Biomedical engineers worldwide meet in St. Louis

The annual meeting of the Biomedical Engineering Society began Oct. 1 and continues through Saturday, Oct. 4, at the Renaissance Grand Hotel in St. Louis.

Frank Yin, M.D., Ph.D., the Stephen F. and Camilla T. Brauer Distinguished Professor of Biomedical Engineering and chair of the department, is chairing the event that expects to draw about 2,000 biomedical engineers from around the world.

The four-day conference will consist of workshops, poster sessions, lectures, committee meetings, career fairs and career-improvement sessions.

Yin also hosted a dinner Oct. 1 in Whitaker Hall for the Council of Chairs, a group of the nation’s biomedical engineering department chairs.

Biomedical engineering integrates physical, chemical, mathematical and computational sciences and engineering principles to study biology, medicine, behavior and health.

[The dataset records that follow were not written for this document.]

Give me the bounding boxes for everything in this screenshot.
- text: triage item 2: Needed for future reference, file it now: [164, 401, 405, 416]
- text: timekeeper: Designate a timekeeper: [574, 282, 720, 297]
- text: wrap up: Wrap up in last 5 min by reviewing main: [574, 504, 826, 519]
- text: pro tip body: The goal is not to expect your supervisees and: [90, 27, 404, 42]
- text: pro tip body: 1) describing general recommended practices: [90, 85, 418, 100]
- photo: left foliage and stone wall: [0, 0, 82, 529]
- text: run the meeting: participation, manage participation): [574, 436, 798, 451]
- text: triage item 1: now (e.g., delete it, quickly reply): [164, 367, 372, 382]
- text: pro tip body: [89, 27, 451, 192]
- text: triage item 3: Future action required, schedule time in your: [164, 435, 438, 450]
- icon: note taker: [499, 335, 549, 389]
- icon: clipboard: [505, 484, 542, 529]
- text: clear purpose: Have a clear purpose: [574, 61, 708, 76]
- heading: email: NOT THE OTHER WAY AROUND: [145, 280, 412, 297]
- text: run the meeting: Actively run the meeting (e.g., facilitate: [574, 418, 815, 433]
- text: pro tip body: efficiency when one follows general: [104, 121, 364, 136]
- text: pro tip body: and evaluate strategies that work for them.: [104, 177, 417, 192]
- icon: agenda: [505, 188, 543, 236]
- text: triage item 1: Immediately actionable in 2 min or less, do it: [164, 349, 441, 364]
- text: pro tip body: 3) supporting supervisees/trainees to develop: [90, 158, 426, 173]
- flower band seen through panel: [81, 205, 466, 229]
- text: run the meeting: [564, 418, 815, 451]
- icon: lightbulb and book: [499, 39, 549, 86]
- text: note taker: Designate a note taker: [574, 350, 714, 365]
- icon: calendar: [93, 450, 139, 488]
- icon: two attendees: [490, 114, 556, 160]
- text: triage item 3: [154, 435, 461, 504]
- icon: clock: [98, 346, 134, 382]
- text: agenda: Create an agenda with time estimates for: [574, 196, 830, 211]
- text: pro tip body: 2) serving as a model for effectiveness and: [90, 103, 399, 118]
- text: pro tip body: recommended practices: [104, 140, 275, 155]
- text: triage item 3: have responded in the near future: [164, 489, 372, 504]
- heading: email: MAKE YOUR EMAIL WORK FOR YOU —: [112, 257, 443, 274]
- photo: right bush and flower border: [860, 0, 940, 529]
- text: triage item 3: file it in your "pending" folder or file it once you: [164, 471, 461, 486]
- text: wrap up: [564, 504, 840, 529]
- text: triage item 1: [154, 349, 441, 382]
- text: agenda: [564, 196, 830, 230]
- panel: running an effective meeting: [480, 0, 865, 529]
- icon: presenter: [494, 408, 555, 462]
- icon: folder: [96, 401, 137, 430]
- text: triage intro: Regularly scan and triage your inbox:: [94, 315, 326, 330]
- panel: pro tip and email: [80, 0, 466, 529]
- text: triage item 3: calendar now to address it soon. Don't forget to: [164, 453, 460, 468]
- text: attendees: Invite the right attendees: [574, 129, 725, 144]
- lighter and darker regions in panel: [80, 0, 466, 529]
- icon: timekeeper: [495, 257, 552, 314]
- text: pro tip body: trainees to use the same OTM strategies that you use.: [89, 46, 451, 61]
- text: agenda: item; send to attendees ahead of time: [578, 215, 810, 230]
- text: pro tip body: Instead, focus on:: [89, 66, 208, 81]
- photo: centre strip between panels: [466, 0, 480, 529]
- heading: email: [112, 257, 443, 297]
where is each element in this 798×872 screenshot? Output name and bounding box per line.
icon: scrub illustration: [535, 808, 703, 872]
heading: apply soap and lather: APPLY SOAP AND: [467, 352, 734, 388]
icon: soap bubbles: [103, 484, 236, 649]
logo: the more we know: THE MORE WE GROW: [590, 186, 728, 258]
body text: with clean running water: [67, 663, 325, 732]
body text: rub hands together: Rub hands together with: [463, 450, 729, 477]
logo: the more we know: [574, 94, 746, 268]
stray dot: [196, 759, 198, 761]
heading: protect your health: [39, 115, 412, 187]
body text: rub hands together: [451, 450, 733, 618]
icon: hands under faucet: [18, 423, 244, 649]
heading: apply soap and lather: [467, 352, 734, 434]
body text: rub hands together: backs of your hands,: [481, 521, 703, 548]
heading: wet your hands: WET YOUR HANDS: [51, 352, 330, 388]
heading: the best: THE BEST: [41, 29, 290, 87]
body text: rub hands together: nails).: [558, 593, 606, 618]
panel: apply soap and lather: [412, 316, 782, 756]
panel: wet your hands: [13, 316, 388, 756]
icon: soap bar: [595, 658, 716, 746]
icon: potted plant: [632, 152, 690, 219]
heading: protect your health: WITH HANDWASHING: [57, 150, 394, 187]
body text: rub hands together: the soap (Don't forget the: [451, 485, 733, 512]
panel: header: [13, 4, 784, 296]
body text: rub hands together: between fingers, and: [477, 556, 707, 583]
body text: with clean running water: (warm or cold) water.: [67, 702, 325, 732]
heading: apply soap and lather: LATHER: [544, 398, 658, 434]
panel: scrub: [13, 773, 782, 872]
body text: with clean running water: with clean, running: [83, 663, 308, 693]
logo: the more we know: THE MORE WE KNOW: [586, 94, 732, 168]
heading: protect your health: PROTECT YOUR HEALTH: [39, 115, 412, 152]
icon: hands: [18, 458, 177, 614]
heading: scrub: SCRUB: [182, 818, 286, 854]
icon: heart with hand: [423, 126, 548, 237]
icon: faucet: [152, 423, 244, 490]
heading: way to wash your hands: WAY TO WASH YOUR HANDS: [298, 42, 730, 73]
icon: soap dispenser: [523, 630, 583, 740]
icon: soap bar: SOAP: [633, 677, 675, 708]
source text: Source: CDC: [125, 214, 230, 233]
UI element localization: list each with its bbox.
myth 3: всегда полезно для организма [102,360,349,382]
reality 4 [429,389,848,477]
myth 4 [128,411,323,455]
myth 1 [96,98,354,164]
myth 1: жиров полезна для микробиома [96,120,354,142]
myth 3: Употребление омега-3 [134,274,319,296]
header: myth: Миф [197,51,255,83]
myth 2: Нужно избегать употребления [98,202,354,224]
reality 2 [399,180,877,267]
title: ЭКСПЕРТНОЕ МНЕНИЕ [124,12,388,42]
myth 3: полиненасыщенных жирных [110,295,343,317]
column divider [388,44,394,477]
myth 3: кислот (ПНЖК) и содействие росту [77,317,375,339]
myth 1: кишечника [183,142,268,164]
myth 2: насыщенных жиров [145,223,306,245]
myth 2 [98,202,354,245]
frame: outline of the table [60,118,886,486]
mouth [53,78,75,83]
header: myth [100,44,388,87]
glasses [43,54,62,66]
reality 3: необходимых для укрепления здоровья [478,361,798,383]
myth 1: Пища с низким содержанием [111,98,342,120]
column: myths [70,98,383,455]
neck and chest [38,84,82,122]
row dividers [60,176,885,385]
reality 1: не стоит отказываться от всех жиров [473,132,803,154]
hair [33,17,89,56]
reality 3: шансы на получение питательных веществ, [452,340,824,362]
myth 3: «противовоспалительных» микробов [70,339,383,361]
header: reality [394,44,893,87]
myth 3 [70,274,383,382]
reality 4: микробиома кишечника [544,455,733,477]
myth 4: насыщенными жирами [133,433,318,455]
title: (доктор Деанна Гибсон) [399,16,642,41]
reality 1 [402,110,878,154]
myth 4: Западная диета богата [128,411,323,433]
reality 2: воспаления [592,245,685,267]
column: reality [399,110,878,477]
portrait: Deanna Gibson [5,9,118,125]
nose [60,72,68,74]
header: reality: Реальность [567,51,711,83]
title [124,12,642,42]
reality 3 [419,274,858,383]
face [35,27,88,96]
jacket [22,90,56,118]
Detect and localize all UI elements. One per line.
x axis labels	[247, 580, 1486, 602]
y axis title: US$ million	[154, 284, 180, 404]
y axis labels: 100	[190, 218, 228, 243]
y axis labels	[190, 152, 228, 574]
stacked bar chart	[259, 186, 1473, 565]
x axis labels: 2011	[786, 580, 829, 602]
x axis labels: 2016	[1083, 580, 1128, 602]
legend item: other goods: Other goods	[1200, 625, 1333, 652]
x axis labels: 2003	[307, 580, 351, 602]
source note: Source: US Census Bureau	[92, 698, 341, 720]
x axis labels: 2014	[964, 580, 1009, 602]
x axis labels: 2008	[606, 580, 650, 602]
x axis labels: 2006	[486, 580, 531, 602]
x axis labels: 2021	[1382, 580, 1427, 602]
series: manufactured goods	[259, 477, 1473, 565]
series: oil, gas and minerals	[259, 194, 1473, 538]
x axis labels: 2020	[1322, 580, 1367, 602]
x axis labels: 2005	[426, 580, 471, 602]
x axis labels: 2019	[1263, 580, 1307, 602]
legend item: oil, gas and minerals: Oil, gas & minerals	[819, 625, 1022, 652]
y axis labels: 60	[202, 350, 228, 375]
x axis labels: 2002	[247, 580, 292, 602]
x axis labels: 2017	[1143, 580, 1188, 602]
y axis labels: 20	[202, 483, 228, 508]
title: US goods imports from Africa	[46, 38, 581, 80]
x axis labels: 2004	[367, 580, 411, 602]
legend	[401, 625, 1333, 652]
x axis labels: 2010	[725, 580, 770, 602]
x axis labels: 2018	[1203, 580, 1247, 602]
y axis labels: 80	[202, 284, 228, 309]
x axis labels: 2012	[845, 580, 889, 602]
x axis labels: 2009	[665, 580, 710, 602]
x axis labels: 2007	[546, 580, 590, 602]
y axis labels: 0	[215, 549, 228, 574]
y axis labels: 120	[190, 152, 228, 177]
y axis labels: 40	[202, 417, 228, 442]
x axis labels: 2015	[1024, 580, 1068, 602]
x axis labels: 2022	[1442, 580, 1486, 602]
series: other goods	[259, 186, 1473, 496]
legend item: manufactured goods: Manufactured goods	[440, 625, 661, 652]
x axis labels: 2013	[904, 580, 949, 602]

It advances fundamental concepts; creates knowledge from the molecular to the organ systems level; and develops innovative biologics, materials, processes, implants, devices and informatics approaches for the prevention, diagnosis and treatment of disease, for patient rehabilitation and for improving health.

Although informal collaborations between WUSTL engineers and WUSTL medical researchers goes back several decades, the biomedical engineering department was formally launched in 1997 with Yin as its first full-time chair. The department is recognized as one of the best in the country.

Yin heads a dynamic, young department with 16 faculty members, more than 300 undergraduate majors and nearly 100 doctoral students.

The department offers master’s degrees, doctoral degrees and, together with the School of Medicine, a joint M.D./Ph.D. degree.